Une voiture neuve sur dix immatriculées le mois dernier en Suisse était uniquement électrique. C'est 10 fois plus qu'il y a 5 ans. Les voitures électriques prennent toujours plus de place sur nos routes. Un engouement qui s'explique par un contexte général qui pousse à la transition pour lutter contre le changement climatique.
Cet été, la Commission européenne a proposé d'interdire la vente de voitures neuves à moteur essence ou diesel à partir de 2035. Hybride compris. Au Royaume-Uni, c'est 2030. Tout comme Singapour ou Israël. Au total, une vingtaine de pays ou régions ont d'ores et déjà prévu la fin du moteur thermique. En Suisse, la question n'est pas encore tranchée.
Dans ce contexte, les annonces des constructeurs automobiles se multiplient. Audi ne sortira plus de nouveaux modèles à essence après 2026. Ford va consacrer 30 milliards de francs à la production électrique dans les 4 prochaines années. Les budgets de recherche et développement explosent. Avec pour objectif de créer des voitures électriques moins chères, moins lourdes et pouvant nous emmener toujours plus loin.
Moins de travail pour les garagistes
Parmi les perdants de ce virage électrique, on trouve les garagistes. Un moteur électrique ne demande quasiment plus d'entretien. Fini les services. Ce que confirme Yves, propriétaire d'une Tesla modèle S depuis 2 ans. "Je ne suis jamais allé chez le garagiste en 60'000 km. J'attends toujours que les capteurs me lancent une alerte".
En France, le Conseil national des professions de l'automobile estime qu'un parc uniquement électrique représenterait 40% d'activité en moins pour les garagistes. "Sur les moteurs électriques, il n'y a pas beaucoup de travaux à faire. Les entretiens sont surtout sécuritaires comme les éléments de direction, les suspensions, les pneus ou les freins", explique John Desmeules, propriétaire d'un garage à Montricher, au pied du Jura.
Ce mécanicien de formation s'inquiète pour l'avenir de son métier. Huitante pour cent des revenus du garage Desmeules viennent du service après-vente. La société emploie 10 personnes. "Dans 10 ans, si je peux garder mes employés je serais content. J'ai la crainte qu'on ait moins d'emplois".
Un virage glissant
Les constructeurs poussent pour qu'il vende de l'électrique. "Par exemple, sur une C4, la prime pour le vendeur est de 3000 francs pour une motorisation électrique, contre 1000 francs pour l'essence". Les garages doivent se positionner: investir massivement pour accueillir les voitures électriques ou suivre le marché en douceur et profiter encore des moteurs thermiques.

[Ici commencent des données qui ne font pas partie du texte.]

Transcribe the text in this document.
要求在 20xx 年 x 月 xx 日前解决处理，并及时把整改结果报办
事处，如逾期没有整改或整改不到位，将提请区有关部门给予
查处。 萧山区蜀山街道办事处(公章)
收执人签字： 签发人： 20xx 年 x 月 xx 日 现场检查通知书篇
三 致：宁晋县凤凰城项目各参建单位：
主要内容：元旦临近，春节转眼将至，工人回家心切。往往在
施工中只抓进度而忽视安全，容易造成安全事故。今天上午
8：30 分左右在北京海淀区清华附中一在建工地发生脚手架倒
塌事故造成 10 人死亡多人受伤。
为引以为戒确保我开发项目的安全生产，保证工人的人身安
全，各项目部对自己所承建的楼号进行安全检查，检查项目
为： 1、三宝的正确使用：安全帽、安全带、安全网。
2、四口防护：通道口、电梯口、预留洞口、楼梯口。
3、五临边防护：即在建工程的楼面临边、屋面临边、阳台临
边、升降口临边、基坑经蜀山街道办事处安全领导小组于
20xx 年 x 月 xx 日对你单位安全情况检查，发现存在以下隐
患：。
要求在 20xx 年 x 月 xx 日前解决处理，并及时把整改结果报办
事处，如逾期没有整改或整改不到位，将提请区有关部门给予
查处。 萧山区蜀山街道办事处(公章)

"Il faudra consacrer plus de temps pour gagner la même chose", estime Jean-Luc Pirlot. Le secrétaire général de la section vaudoise de l’Union professionnelle suisse de l’automobile (UPSA) admet que certains garages vont disparaître. En première ligne, les garagistes "toutes marques" qui ne suivent pas de formation. Pour le reste, "il y aura toujours du travail pour les garagistes, car il y aura toujours autant de voitures en circulation. Notre rôle est d'accompagner les garagistes pour qu'ils soient capables de prendre ce tournant."
Dans le canton de Vaud, la branche vient d'annoncer la construction d'un nouveau centre de formation à Yverdon. Vingt-trois millions vont être investis pour former les apprentis aux nouvelles technologies de l'automobile.
Une formation électrique
Cette année, la volée de mécatroniciens et mécatroniciennes va sortir de l’Ecole technique et des métiers de Lausanne (ETML) avec une courte formation sur les moteurs électriques. Une première. "On aura du job, c'est sûr. Les garages vont nous chercher", explique Mathieu (19 ans), élève de dernière année.

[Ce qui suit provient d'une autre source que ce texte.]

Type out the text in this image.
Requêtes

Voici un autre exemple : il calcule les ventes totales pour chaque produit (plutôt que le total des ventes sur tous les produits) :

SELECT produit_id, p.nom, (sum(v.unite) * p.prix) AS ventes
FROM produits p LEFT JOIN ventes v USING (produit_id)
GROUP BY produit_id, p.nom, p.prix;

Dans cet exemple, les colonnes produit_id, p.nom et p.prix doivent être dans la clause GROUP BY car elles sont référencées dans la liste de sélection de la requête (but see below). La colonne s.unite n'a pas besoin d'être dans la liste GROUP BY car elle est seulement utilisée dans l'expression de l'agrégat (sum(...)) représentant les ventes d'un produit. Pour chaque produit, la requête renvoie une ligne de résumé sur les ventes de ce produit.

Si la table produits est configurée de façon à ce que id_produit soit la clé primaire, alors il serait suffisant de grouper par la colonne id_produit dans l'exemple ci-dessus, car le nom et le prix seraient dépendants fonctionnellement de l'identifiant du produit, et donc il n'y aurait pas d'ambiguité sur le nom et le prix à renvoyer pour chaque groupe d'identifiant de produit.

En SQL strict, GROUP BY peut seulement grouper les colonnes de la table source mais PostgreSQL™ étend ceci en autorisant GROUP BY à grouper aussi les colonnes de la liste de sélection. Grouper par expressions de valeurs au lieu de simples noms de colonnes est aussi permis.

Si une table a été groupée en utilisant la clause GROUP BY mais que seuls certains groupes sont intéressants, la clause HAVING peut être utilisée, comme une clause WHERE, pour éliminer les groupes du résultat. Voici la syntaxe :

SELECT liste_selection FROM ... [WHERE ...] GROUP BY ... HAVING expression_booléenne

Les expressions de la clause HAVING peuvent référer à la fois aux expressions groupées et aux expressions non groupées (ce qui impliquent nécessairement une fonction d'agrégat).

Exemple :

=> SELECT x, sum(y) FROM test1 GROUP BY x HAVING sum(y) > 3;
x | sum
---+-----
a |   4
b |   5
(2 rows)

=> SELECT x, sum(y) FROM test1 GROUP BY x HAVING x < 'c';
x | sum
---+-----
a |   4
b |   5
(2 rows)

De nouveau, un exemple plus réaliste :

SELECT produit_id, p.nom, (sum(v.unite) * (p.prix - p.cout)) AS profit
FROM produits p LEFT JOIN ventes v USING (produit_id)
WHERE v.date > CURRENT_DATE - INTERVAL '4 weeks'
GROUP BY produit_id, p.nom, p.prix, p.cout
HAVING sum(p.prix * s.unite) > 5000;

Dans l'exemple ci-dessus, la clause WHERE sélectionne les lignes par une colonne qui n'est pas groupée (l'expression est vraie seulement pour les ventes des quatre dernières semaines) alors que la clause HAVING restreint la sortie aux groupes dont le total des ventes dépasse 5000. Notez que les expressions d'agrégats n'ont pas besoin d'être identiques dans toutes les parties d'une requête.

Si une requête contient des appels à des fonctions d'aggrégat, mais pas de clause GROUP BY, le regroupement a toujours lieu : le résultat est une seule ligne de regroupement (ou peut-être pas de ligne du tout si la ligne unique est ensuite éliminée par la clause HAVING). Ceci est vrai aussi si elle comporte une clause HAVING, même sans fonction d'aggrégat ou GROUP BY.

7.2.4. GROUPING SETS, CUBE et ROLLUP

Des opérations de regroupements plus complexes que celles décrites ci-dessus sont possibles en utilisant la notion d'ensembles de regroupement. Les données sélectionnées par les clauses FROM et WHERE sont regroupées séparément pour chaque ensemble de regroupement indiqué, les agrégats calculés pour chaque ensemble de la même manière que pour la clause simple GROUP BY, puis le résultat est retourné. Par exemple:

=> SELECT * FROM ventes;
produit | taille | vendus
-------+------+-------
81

"Les profs nous encouragent à faire des spécialisations, comme la rénovation de batteries", explique Léa (18 ans). "Le recyclage des batteries est typiquement un problème qui va se poser avec les voitures électriques. Notre métier peut être profitable à l'avenir".
Philippe Poulain, responsable de la filière automobile à l’École des métiers, défend son métier. "On est dans la tendance actuelle de la durabilité et de l'écologie. Pour moi, un véhicule qu'on entretient, c'est une voiture en moins qu'on produit. C'est aussi un déchet de moins qu'on crée."